Em outras palavras, Fátima teria nascido tentando ser algo como a marcha sobre Roma de Mussolini e teria evoluído como o equivalente dos comícios em Nuremberg da Alemanha nazista. De fato, reconhecemos que foi a partir da consolidação do Estado Novo, em 1930, que a mitologia de Fátima foi sendo enriquecida com símbolos nacionalistas como o Anjo de Portugal, transformada de antirrepublicana em anticomunista com a introdução a posteriori de profecias condenando a Revolução Bolchevique e alertando quanto ao deflagrar da Segunda Guerra Mundial.
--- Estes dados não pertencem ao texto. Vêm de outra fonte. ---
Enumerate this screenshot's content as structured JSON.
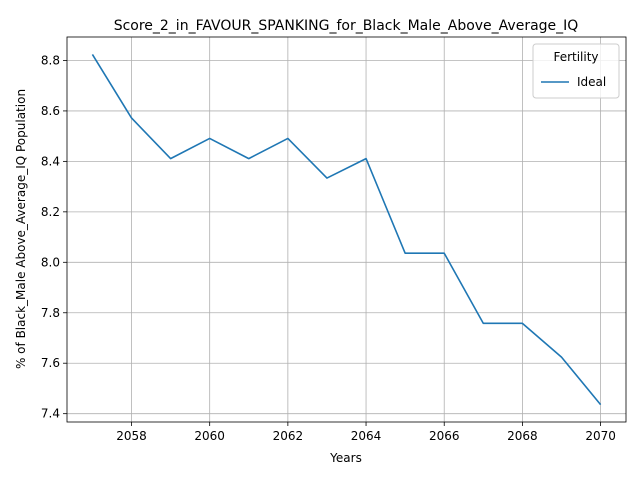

Tais conceitos foram largamente usados para legitimar a ditadura com a autorizada declaração da vidente Lúcia, feita em 1945, numa carta dirigida ao cardeal Manuel Gonçalves Cerejeira a partir do convento onde permaneceu enclausurada desde as pretensas aparições, de que “o Salazar é a pessoa por Ele [Deus] escolhida para continuar a governar a nossa Pátria. A ele é que serão concedidas a luz e graça para conduzir o nosso povo pelos caminhos da paz e da prosperidade”. A santa de Fátima foi, e jamais deixará de ser, a Nossa Senhora do fascismo.